J’ai découvert que notre modèle éducatif est empreint de capacitisme. Que veut dire ce mot ? Il s’agit d’un ensemble de préjugés et de discriminations envers les personnes en situation de handicap. Dans l’éducation, le capacitisme se traduit par des pratiques qui valorisent certaines capacités jugées « normales » tout en marginalisant celles et ceux qui opèrent différemment.

Coïncidence ? Je ne crois pas ! Le système d’éducation privilégie ceux et celles qui comprennent rapidement la matière, tandis que ceux et celles, comme moi, avec un trouble d’apprentissage, tombent dans les failles du système et sont laissé.e.s de côté.

Les élèves sont habituellement évalué.e.s sur leurs capacités à recracher des connaissances qu’ils.elles ont étudiées la veille sur une feuille blanche, et non sur leur aptitude à mettre leurs acquis en pratique dans le monde réel. La véritable définition de l’intelligence, selon moi, est la capacité d’adaptation à son environnement, et non pas celle à se souvenir de toutes les formules mathématiques que les enseignant.e.s nous font avaler.

Certain.e.s élèves ont une pensée créative très développée, mais sont incapables de retenir la matière. Cela ne fait pas d’eux et elles des moins que rien, ils.elles apprennent simplement de façon différente. Pourtant, le système refuse de s’adapter à cette réalité et continue d’imposer un modèle unique, excluant une partie de la population étudiante.

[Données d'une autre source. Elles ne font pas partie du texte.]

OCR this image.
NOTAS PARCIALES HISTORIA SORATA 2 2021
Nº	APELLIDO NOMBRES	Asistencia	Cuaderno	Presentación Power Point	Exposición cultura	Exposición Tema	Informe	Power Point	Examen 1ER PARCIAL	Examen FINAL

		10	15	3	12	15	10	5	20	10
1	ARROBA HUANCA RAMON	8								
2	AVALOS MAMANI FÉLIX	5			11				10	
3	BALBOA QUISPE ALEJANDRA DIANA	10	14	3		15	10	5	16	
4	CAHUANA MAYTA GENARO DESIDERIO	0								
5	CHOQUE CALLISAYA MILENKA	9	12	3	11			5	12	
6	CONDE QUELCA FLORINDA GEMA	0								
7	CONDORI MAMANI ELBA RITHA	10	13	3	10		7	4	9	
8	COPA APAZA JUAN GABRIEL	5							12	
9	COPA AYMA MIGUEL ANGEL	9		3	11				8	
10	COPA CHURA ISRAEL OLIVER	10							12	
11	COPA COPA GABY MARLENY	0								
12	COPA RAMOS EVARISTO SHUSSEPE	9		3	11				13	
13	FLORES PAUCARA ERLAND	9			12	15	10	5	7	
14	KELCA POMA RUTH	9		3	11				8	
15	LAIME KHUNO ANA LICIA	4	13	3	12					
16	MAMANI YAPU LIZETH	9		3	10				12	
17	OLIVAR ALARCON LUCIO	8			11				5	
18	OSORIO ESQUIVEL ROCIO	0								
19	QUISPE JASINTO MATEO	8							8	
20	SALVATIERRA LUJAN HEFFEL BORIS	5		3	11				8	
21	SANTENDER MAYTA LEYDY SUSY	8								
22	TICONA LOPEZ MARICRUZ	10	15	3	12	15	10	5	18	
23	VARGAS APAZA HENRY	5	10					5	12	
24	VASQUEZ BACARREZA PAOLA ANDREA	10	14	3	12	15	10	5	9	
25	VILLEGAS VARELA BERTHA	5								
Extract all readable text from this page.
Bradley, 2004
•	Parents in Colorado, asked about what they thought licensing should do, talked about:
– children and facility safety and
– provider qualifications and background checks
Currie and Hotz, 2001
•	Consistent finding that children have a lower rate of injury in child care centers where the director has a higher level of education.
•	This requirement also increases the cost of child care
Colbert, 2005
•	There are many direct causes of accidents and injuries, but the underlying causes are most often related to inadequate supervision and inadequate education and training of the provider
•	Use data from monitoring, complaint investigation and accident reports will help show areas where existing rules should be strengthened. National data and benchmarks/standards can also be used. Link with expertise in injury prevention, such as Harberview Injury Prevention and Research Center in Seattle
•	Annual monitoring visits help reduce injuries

« Mais, tu as obtenu ton diplôme, non ? »

Après des larmes, des jurons, beaucoup d’aide et des efforts herculéens, j’ai finalement obtenu mon diplôme d’études secondaires. J’ai bénéficié de l’aide cruciale de certain.e.s de mes enseignant.e.s, mais une petite partie du corps professoral, tout au long de ma scolarité, a tenté de me mettre des bâtons dans les roues.

Je pense notamment à mon enseignante de quatrième année au secondaire. Ce jour-là, j’avais oublié de prendre ma pilule pour mon TDAH et je « tombais dans la lune » plus facilement. Comme j’étais distraite, elle à arrêté son cours, m’a fixé, et m’a dit devant toute la classe : « Ça serait l’fun que t’écoutes, t’es en échec présentement. » Autant vous dire que j’avais envie de pleurer, et le peu de confiance en moi qui me restait à disparu avec ces paroles.

Quand je suis arrivée à l’université, j’étais tellement soulagée de ne plus avoir de cours de mathématiques traditionnels. J’appréhendais le cours de méthodes quantitatives imposé par mon programme d’études. Mes craintes se sont diluées puisque la professeure expliquait la matière d’une façon claire et, si j’avais des questions, je pouvais aller la voir. Je n’ai pas eu un A+, mais j’ai réussi mon cours.

J’ai donc un message pour les éducateur.ice.s (actuel.le.s et futur.e.s) : ne soyez pas comme mon enseignante de quatrième année, soyez comme mon prof de secondaire trois, qui, lorsque j’avais de la difficulté, a pris de son temps personnel pour me donner des cours le matin, sans être payé. Son soutien m’a encouragé à rebâtir ma confiance en moi. Sans lui, je pense que je n’aurais jamais eu mon diplôme secondaire. Ce sont des éducateur.ice.s comme lui qui aident les enfants avec des troubles d’apprentissages.

Le plus grand fléau, ce sont les micro-agressions au sein des salles de classe, qui détruisent la confiance et l’estime de ces jeunes. Ne croyez pas que les enfants sont paresseux.se. Faites des recherches, allez au-delà des étiquettes et éduquez vous sur les réalités de vos étudiant.e.s, car vos mots ont plus d’impact que vous ne le pensez.